Jakarta, LINews – Sidang kasus dugaan suap Gubernur Papua nonaktif Lukas Enembe diskors sementara. Sidang diskors setelah Lukas meminta izin untuk ke toilet.
Sidang kasus dugaan suap dan gratifikasi dengan terdakwa Lukas Enembe digelar di Pengadilan Tipikor Jakarta Pusat, Rabu (16/8/2023). Jaksa menghadirkan lima orang sebagai saksi untuk Lukas Enembe.
Baca juga: Lukas Enembe Hadiri Sidang Lanjutan Kasus Suap
Saksi pertama ialah mantan Kepala Dinas PUPR Papua Gerius One Yoman. Saat Gerius menyampaikan keterangan, kuasa hukum Lukas Enembe tiba-tiba meminta izin kepada majelis hakim bahwa Lukas ingin ke toilet.
“Mohon izin, mau ke toilet, Yang Mulia,” kata pengacara Lukas.
Majelis hakim mempersilakan Lukas Enembe ke toilet. Sidang diskors sementara.
“Oh mau ke toilet? Sebentar ya, diskors sebentar, Terdakwa mau ke toilet. Siapa yang mau ke toilet, sekalian ya. Skors dimulai,” kata majelis hakim. Lukas Enembe kemudian keluar dari ruang sidang didampingi oleh kuasa hukumnya.
Baca Juga: Enembe Gebrak Meja di Persidangan
Lukas Didakwa Suap-Gratifikasi Rp 46,8 M
Lukas Enembe didakwa menerima suap dan gratifikasi senilai Rp 46,8 miliar. Jaksa mengatakan suap dan gratifikasi itu diterima dalam bentuk uang tunai dan pembangunan atau perbaikan aset milik Lukas.
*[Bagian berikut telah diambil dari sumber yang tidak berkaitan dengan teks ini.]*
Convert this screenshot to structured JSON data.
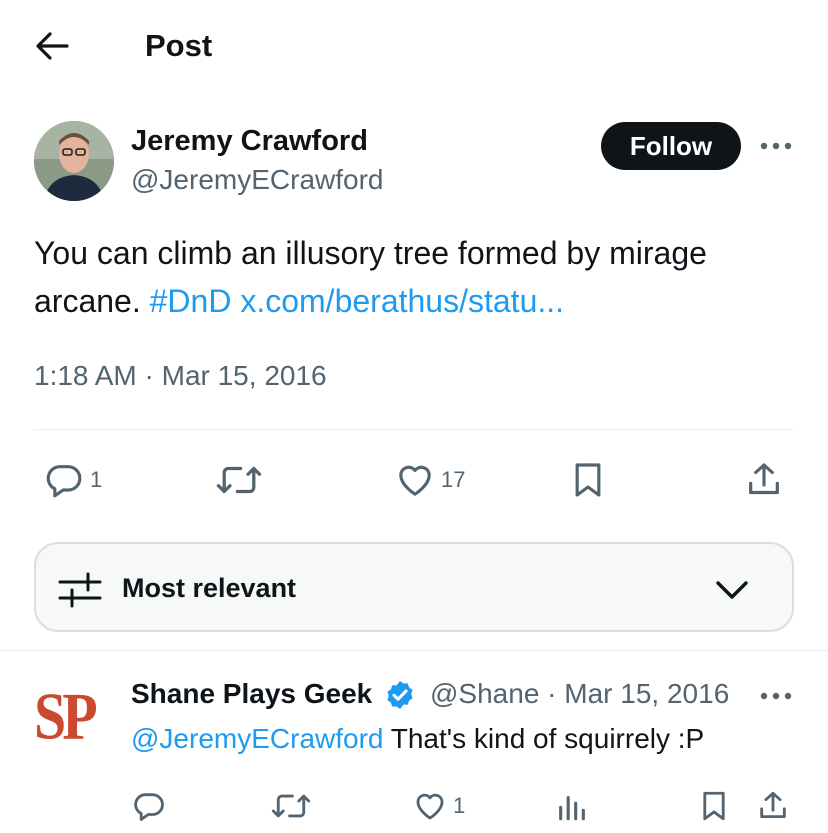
{
  "header": {
    "title": "Post"
  },
  "tweet": {
    "author_name": "Jeremy Crawford",
    "author_handle": "@JeremyECrawford",
    "follow_label": "Follow",
    "text_main": "You can climb an illusory tree formed by mirage arcane. ",
    "hashtag": "#DnD",
    "link": "x.com/berathus/statu...",
    "timestamp": "1:18 AM · Mar 15, 2016",
    "replies_count": "1",
    "likes_count": "17"
  },
  "sort": {
    "label": "Most relevant"
  },
  "reply": {
    "avatar_text": "SP",
    "name": "Shane Plays Geek",
    "meta": "@Shane · Mar 15, 2016",
    "mention": "@JeremyECrawford",
    "text": " That's kind of squirrely :P",
    "likes_count": "1"
  },
  "colors": {
    "link": "#1d9bf0",
    "text": "#0f1419",
    "muted": "#536471",
    "avatar_brand": "#c94a2e"
  },
  "icons": [
    "back-arrow-icon",
    "more-icon",
    "reply-icon",
    "retweet-icon",
    "like-icon",
    "bookmark-icon",
    "share-icon",
    "sort-filter-icon",
    "chevron-down-icon",
    "verified-icon",
    "views-icon"
  ]
}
“Yang melakukan atau turut serta melakukan beberapa perbuatan yang harus dipandang sebagai perbuatan yang berdiri sendiri sehingga merupakan beberapa kejahatan menerima hadiah atau janji, yaitu menerima hadiah yang keseluruhannya Rp 45.843.485.350 (Rp 45,8 miliar),” kata jaksa saat membacakan dakwaan di Pengadilan Tipikor Jakarta, Senin (19/6).
Jaksa mengatakan Lukas menerima uang Rp 10,4 miliar dari Piton Enumbi selaku pemilik PT Melonesia Mulia. Kemudian, Lukas juga menerima Rp 35,4 miliar dari Rijatono Lakka selaku Direktur PT Tabi Anugerah Pharmindo.
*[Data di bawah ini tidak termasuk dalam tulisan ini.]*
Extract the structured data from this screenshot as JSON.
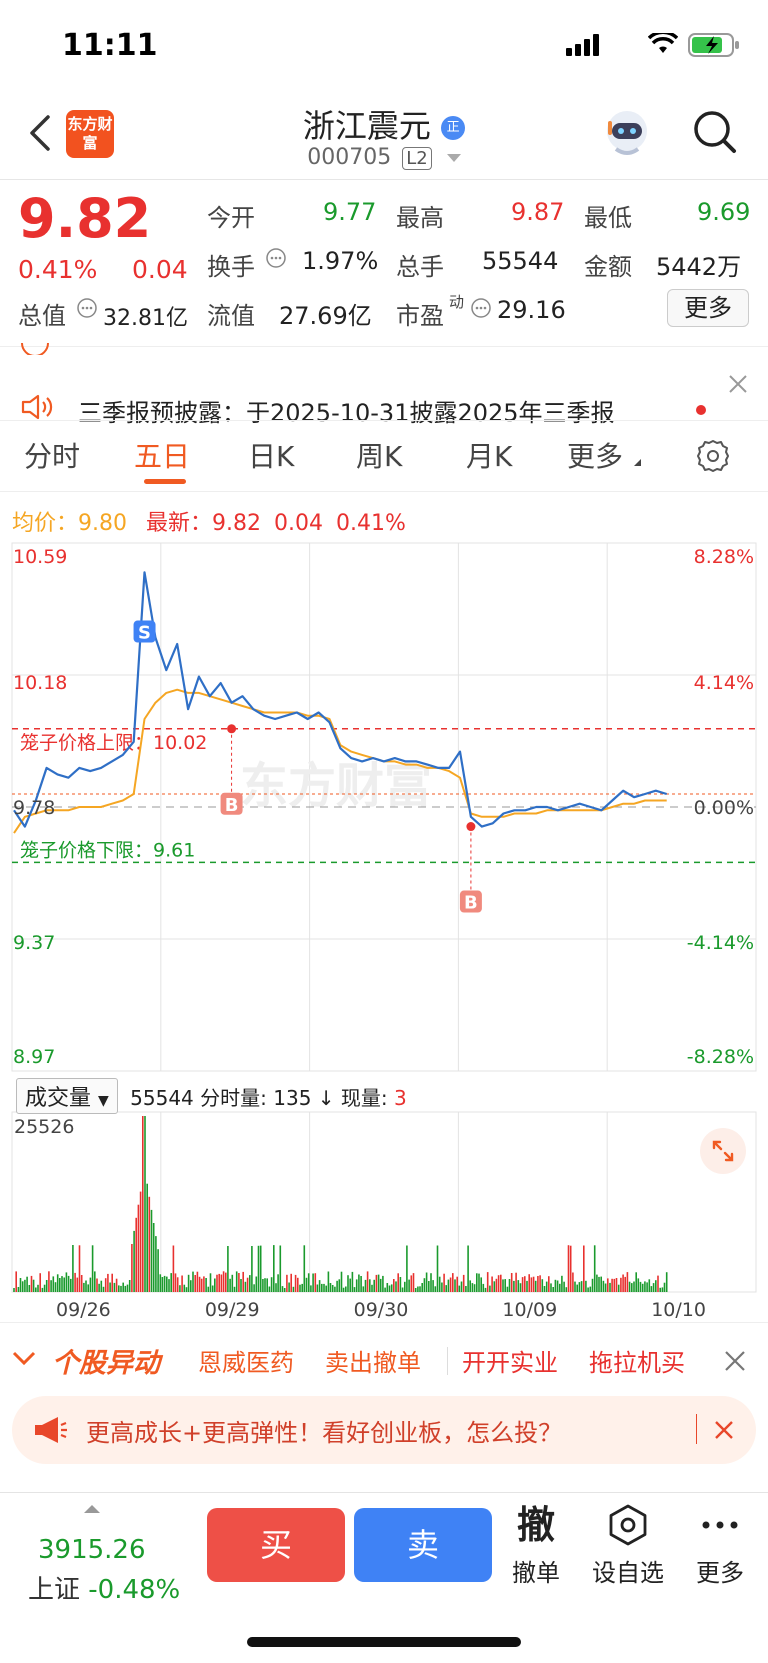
{
  "status_bar": {
    "time": "11:11"
  },
  "header": {
    "brand_logo_text": "东方财富",
    "stock_name": "浙江震元",
    "stock_code": "000705",
    "level_badge": "L2",
    "name_badge": "正"
  },
  "quote": {
    "price": "9.82",
    "change_pct": "0.41%",
    "change": "0.04",
    "open_label": "今开",
    "open": "9.77",
    "high_label": "最高",
    "high": "9.87",
    "low_label": "最低",
    "low": "9.69",
    "turnover_label": "换手",
    "turnover": "1.97%",
    "volume_label": "总手",
    "volume": "55544",
    "amount_label": "金额",
    "amount": "5442万",
    "mktcap_label": "总值",
    "mktcap": "32.81亿",
    "float_label": "流值",
    "float_cap": "27.69亿",
    "pe_label": "市盈",
    "pe_sup": "动",
    "pe": "29.16",
    "more_button": "更多"
  },
  "notice": {
    "text": "三季报预披露：于2025-10-31披露2025年三季报"
  },
  "tabs": {
    "items": [
      "分时",
      "五日",
      "日K",
      "周K",
      "月K",
      "更多"
    ],
    "active_index": 1
  },
  "avg_line": {
    "avg_label": "均价：",
    "avg_value": "9.80",
    "latest_label": "最新：",
    "latest_value": "9.82",
    "latest_change": "0.04",
    "latest_pct": "0.41%"
  },
  "chart_data": {
    "type": "line",
    "title": "",
    "x_dates": [
      "09/26",
      "09/29",
      "09/30",
      "10/09",
      "10/10"
    ],
    "y_ticks_left": [
      "10.59",
      "10.18",
      "9.78",
      "9.37",
      "8.97"
    ],
    "y_ticks_right": [
      "8.28%",
      "4.14%",
      "0.00%",
      "-4.14%",
      "-8.28%"
    ],
    "ylim": [
      8.97,
      10.59
    ],
    "prev_close": 9.78,
    "watermark": "东方财富",
    "cage_upper_label": "笼子价格上限：10.02",
    "cage_upper": 10.02,
    "cage_lower_label": "笼子价格下限：9.61",
    "cage_lower": 9.61,
    "series": [
      {
        "name": "price",
        "color": "#2f6fc6",
        "values": [
          9.77,
          9.72,
          9.8,
          9.9,
          9.88,
          9.87,
          9.9,
          9.89,
          9.9,
          9.92,
          9.94,
          9.98,
          10.5,
          10.3,
          10.2,
          10.28,
          10.08,
          10.18,
          10.12,
          10.16,
          10.1,
          10.12,
          10.08,
          10.06,
          10.05,
          10.06,
          10.07,
          10.05,
          10.07,
          10.04,
          9.96,
          9.93,
          9.92,
          9.93,
          9.92,
          9.93,
          9.92,
          9.92,
          9.91,
          9.9,
          9.9,
          9.95,
          9.75,
          9.72,
          9.73,
          9.76,
          9.77,
          9.77,
          9.78,
          9.78,
          9.77,
          9.78,
          9.79,
          9.78,
          9.77,
          9.8,
          9.83,
          9.81,
          9.82,
          9.83,
          9.82
        ]
      },
      {
        "name": "average",
        "color": "#f5a623",
        "values": [
          9.7,
          9.75,
          9.76,
          9.77,
          9.77,
          9.77,
          9.78,
          9.78,
          9.78,
          9.79,
          9.8,
          9.82,
          10.05,
          10.1,
          10.13,
          10.14,
          10.13,
          10.13,
          10.12,
          10.11,
          10.1,
          10.09,
          10.08,
          10.07,
          10.07,
          10.07,
          10.07,
          10.06,
          10.06,
          10.05,
          9.97,
          9.95,
          9.94,
          9.93,
          9.92,
          9.92,
          9.91,
          9.91,
          9.9,
          9.9,
          9.89,
          9.87,
          9.76,
          9.75,
          9.75,
          9.75,
          9.76,
          9.76,
          9.76,
          9.77,
          9.77,
          9.77,
          9.77,
          9.77,
          9.77,
          9.78,
          9.79,
          9.79,
          9.8,
          9.8,
          9.8
        ]
      }
    ],
    "markers": [
      {
        "label": "S",
        "x_index": 12,
        "value": 10.3,
        "color": "#3f82f5"
      },
      {
        "label": "B",
        "x_index": 20,
        "value": 10.02,
        "color": "#e8312f"
      },
      {
        "label": "B",
        "x_index": 42,
        "value": 9.72,
        "color": "#e8312f"
      }
    ]
  },
  "volume": {
    "selector_label": "成交量",
    "total": "55544",
    "tick_label": "分时量:",
    "tick_value": "135",
    "now_label": "现量:",
    "now_value": "3",
    "max_label": "25526"
  },
  "alerts": {
    "title": "个股异动",
    "items": [
      "恩威医药",
      "卖出撤单",
      "开开实业",
      "拖拉机买"
    ]
  },
  "promo": {
    "text": "更高成长+更高弹性！看好创业板，怎么投？"
  },
  "bottom": {
    "index_value": "3915.26",
    "index_name": "上证",
    "index_change": "-0.48%",
    "buy": "买",
    "sell": "卖",
    "cancel_icon": "撤",
    "cancel": "撤单",
    "watchlist": "设自选",
    "more": "更多"
  },
  "colors": {
    "up": "#e8312f",
    "down": "#1a9a2c",
    "accent": "#f05a22",
    "price_line": "#2f6fc6",
    "avg_line": "#f5a623"
  }
}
Jaksa menyebut suap itu diberikan agar Lukas selaku Gubernur Papua memenangkan perusahaan yang digunakan Piton Enumbi dan Rijantono dalam proyek pengadaan barang dan jasa di lingkungan Pemprov Papua. Jaksa mengatakan suap itu terjadi pada 2018.
Jaksa mengatakan suap dari Rijatono itu terbagi dalam uang Rp 1 miliar dan Rp 34,4 miliar dalam bentuk pembangunan atau renovasi aset Lukas. Aset itu antara lain hotel, dapur katering, kosan, hingga rumah.
Lukas juga didakwa menerima gratifikasi Rp 1 miliar. Duit itu diterima Lukas dari Budy Sultan selaku Direktur PT Indo Papua melalui Imelda Sun. Jaksa mengatakan Lukas tidak melaporkan penerimaan uang itu ke KPK sehingga harus dianggap suap.
Akibat perbuatannya, Lukas didakwa Pasal 12 huruf a atau Pasal 11 Undang-Undang Pemberantasan juncto Pasal 55 ayat 1 ke-1 KUHP juncto Pasal 65 ayat 1 KUHP dan pasal 12B UU Pemberantasan Korupsi.